There has been a regular Con in Huntsville, Constellation. But it has shrunk and shrunk every year. I think most people get their Con fix by driving or flying from Huntsville to other venues such as Atlanta for Dragoncon. The level of geek engineers also means there is a level of more frivolous money. So flying and driving to other Cons is not that big a deal.

Aahz said...

I've actually contacted Constellation via E-mail for the past couple of years and they really don't seem that interested in gaming... at least, I haven't noticed a big schedule of games on their website and they don't cut any kind of deal for GMs. (The way I see it, if I'm going to run 1 or more games for a con, I'm a volunteer and should get something for my trouble. Paying full price AND working just doesn't seem right.)

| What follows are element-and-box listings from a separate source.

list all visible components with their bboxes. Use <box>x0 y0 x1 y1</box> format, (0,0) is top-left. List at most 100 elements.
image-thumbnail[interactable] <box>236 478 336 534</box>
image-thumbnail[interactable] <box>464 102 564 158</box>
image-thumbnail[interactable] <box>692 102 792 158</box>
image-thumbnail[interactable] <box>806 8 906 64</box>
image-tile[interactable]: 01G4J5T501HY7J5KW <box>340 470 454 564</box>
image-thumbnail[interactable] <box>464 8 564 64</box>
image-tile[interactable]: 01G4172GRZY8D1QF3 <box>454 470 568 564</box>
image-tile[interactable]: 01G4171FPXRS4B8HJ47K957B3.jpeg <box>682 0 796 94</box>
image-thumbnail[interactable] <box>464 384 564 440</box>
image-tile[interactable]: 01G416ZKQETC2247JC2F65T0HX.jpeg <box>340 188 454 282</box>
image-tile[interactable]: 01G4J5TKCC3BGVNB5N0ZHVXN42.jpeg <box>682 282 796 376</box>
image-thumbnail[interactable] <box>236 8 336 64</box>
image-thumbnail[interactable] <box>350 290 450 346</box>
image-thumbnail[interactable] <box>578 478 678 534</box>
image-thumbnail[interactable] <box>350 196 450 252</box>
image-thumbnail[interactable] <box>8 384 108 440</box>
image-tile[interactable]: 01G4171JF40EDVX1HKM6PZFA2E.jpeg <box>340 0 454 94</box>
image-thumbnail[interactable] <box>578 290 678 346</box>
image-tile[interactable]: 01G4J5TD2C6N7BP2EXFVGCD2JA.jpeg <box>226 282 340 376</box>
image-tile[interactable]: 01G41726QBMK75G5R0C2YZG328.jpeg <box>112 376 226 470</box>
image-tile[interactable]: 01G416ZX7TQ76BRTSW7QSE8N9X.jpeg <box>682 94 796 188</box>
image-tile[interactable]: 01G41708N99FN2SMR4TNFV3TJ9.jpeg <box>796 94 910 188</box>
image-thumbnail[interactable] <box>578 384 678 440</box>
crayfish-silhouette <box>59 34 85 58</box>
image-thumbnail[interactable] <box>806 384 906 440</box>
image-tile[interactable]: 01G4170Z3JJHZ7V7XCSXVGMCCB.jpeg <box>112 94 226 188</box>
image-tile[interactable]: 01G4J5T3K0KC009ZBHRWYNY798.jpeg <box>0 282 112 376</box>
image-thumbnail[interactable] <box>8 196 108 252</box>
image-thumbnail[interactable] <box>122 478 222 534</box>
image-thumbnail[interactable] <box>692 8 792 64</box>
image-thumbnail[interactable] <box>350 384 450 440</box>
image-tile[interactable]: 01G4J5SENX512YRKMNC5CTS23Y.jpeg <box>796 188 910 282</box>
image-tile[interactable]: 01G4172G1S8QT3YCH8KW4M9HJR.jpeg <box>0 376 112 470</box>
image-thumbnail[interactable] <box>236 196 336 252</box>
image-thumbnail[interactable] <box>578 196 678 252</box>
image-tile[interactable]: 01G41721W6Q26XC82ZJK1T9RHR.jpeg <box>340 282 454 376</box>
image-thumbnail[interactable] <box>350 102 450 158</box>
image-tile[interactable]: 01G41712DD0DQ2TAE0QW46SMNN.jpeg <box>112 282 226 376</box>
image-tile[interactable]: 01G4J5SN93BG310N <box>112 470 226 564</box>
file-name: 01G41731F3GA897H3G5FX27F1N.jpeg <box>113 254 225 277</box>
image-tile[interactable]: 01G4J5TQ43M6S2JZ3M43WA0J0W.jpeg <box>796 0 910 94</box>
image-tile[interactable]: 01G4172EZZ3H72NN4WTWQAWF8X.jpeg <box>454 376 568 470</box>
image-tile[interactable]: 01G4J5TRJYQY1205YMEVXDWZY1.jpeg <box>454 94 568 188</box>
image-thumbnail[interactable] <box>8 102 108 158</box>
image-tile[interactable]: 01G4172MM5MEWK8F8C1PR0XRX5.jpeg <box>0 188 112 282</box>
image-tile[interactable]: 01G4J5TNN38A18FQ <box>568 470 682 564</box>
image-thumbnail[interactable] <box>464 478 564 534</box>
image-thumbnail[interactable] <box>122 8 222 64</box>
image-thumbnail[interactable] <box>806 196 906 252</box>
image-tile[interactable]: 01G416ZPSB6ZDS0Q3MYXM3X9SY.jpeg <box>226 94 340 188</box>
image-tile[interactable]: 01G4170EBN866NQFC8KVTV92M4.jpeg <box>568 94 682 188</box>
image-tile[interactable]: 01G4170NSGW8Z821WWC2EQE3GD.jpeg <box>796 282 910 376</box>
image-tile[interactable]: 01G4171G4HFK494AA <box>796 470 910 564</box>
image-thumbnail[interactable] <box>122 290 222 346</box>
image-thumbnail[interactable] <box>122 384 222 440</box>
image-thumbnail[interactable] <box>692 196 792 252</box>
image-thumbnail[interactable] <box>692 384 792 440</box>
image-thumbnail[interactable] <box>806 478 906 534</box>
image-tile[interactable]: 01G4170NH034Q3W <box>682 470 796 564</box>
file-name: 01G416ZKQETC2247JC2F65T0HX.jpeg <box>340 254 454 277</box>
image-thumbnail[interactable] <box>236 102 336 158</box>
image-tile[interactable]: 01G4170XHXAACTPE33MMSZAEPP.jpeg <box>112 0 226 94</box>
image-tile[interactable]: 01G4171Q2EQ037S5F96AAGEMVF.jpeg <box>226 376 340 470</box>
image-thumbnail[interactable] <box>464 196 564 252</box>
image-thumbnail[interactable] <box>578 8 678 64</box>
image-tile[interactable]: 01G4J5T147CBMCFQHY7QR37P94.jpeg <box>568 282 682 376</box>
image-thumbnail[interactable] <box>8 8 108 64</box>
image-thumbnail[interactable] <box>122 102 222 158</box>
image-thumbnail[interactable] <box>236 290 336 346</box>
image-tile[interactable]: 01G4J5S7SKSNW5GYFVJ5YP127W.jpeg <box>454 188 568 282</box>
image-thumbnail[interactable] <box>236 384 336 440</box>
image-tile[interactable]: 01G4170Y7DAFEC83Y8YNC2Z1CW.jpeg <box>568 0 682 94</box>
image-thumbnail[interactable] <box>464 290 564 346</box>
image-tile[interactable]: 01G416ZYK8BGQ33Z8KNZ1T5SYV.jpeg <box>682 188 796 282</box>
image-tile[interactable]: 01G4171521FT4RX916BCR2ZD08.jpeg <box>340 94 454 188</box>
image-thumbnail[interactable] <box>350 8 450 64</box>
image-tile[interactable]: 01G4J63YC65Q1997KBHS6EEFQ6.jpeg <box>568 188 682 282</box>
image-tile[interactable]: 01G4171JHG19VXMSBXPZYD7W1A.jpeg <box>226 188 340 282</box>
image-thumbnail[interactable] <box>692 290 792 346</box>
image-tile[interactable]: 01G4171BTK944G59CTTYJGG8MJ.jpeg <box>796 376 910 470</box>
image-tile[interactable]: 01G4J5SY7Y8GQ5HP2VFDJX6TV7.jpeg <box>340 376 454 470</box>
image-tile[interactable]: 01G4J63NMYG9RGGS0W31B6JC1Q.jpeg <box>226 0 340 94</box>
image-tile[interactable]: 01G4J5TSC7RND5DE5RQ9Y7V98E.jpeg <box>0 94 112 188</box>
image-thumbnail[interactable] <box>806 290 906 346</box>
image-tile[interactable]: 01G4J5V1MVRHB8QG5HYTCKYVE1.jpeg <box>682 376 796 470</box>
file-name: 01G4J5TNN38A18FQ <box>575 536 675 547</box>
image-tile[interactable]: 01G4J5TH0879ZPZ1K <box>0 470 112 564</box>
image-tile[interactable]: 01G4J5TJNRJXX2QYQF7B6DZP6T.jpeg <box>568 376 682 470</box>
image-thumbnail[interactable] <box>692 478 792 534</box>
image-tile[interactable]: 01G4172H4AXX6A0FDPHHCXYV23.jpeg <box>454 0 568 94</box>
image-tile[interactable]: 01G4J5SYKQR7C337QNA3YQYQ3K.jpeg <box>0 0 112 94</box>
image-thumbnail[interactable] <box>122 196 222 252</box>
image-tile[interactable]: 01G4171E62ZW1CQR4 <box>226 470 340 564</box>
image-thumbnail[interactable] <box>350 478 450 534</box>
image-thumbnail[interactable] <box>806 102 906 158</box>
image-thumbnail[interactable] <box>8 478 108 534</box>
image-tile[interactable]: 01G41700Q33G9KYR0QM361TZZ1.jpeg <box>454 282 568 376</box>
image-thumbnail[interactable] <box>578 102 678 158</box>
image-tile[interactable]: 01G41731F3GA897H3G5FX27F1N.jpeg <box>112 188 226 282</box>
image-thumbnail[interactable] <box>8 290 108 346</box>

As far as travelling to cons go, I can understand that since I'm heading to Memphis for MidSouthCon this weekend, but that's not to say I wouldn't attend a local con. Heck, it would save me 3/4 my expenses if I could go to one locally (and that ain't chump change)!

Anonymous said...

Concur with the description of Constellation and it's general policy towards gamers. They are a small convention (~250 to 300 attendees, including con committee), and so they cannot afford to give away very many free memberships. Typically there are a few discounted memberships for people who dedicate a significant portion of their weekend to keeping the game room running (12 hours or more in the past). This policy changes from year to year, however. The thing is, the con committee doesn't get free memberships either, so it's very hard to convince them that anyone should get free or discounted memberships, since they work ALL weekend, not just part of it, and they work through a good part of the year to make Constellation happen. The best way to ensure a cheaper rate is to decide that you want to come to Constellation early, make it a priority to run games there, and buy your membership 6 to 12 months in advance, when the rate is half the cost at the door.

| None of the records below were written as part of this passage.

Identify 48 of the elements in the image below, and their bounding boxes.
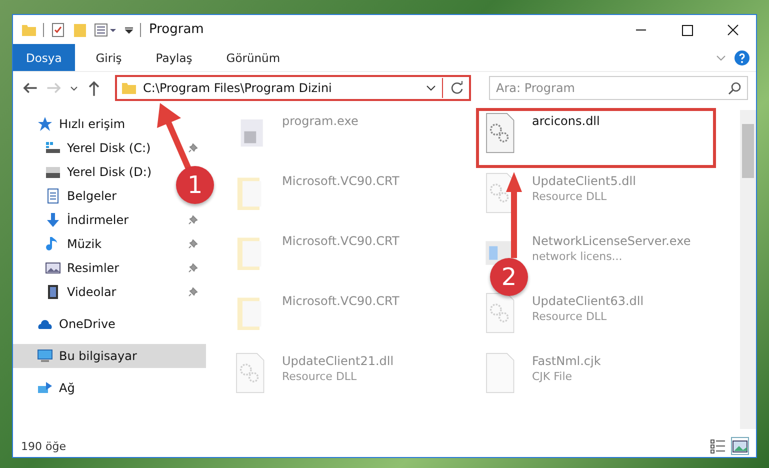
drive-icon (45, 164, 61, 180)
search-icon[interactable] (727, 80, 743, 96)
pin-icon[interactable] (188, 239, 198, 249)
file-type: Resource DLL (282, 370, 358, 383)
search-field[interactable]: Ara: Program (489, 76, 748, 100)
ribbon-tab[interactable]: Paylaş (142, 44, 206, 71)
sidebar-item[interactable]: Hızlı erişim (13, 112, 206, 136)
sidebar-item[interactable]: Resimler (13, 256, 124, 280)
sidebar-item[interactable]: Bu bilgisayar (13, 344, 206, 368)
sidebar-item[interactable]: İndirmeler (13, 208, 133, 232)
network-icon (37, 380, 53, 396)
help-icon[interactable] (734, 50, 750, 66)
file-type: Resource DLL (532, 310, 608, 323)
item-count: 190 öğe (21, 440, 66, 452)
window-title: Program (149, 22, 204, 37)
drive-icon (45, 140, 61, 156)
sidebar-item[interactable]: Videolar (13, 280, 120, 304)
star-icon (37, 116, 53, 132)
tiles-view-icon[interactable] (732, 438, 748, 454)
picture-icon (45, 260, 61, 276)
pin-icon[interactable] (188, 215, 198, 225)
document-icon (45, 188, 61, 204)
file-type: CJK File (532, 370, 574, 383)
ribbon-tab[interactable]: Görünüm (213, 44, 294, 71)
properties-icon[interactable] (50, 22, 66, 38)
customize-arrow-icon[interactable] (124, 24, 134, 34)
sidebar-item[interactable]: Ağ (13, 376, 206, 400)
address-bar[interactable]: C:\Program Files\Program Dizini (115, 75, 471, 101)
sidebar-item[interactable]: OneDrive (13, 312, 206, 336)
ribbon-tab[interactable]: Giriş (82, 44, 135, 71)
sidebar-item[interactable]: Belgeler (13, 184, 121, 208)
monitor-icon (37, 348, 53, 364)
sidebar-item[interactable]: Yerel Disk (D:) (13, 160, 156, 184)
download-arrow-icon (45, 212, 61, 228)
file-type: Resource DLL (532, 190, 608, 203)
sidebar-item[interactable]: Müzik (13, 232, 106, 256)
pin-icon[interactable] (188, 263, 198, 273)
sidebar-item[interactable]: Yerel Disk (C:) (13, 136, 155, 160)
pin-icon[interactable] (188, 143, 198, 153)
film-icon (45, 284, 61, 300)
pin-icon[interactable] (188, 287, 198, 297)
file-name[interactable]: arcicons.dll (532, 114, 600, 128)
details-view-icon[interactable] (710, 438, 726, 454)
list-dropdown-icon[interactable] (94, 22, 118, 38)
scrollbar[interactable] (740, 110, 756, 429)
ribbon-tab[interactable]: Dosya (13, 44, 75, 71)
chevron-icon[interactable] (716, 52, 726, 62)
file-type: network licens... (532, 250, 624, 263)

Having said that, there have been organizations in H'ville that run 'gaming weekends' at various hotels. I forget the names, but, like so many other non-profit hobby organizations, there have been personal disagreements, personality conflicts, and these organizations wind up splitting up, and the events cease to exist.

Finally, for myself, I can say this much: There is little utility (for me) in playing or running games at conventions. I've done it, and enjoyed it, and I don't criticize those who do. But for the expense of gaming at a convention (admission, food, hotel, time spent writing, etc. . )Generally, I'd much rather play for free with my friends. I suspect that this is the big killer of game conventions in the area. There are enough geeks in town for us to actually meet and enjoy each others company without the artificiality of a convention.

Famous Tim

Aahz said...

Your final argument carries the most weight to me. I enjoy gaming conventions and the chance to play with new people and new games, but that is not for everybody. I totally agree that you do have more fun playing a game with friends instead of strangers. Perhaps that is how most gamers feel in Huntsville?

Anonymous said...

There was a gaming con that was run in Huntsville by a group know as H.O.G.S. (Huntsville's Outragious Gaming Society)about 15 years ago. They were some of the same people who participated in the Constellations. In fighting and politics generally led to their break up.Since that time table top gaming is dying out as computor gaming becomes more advanced. I would love to see table top game hang on, but what with the time and effort it takes to get people together for it, I do not see it being able to compete with something as easy as flip on a PC and playing something like World of Warcraft.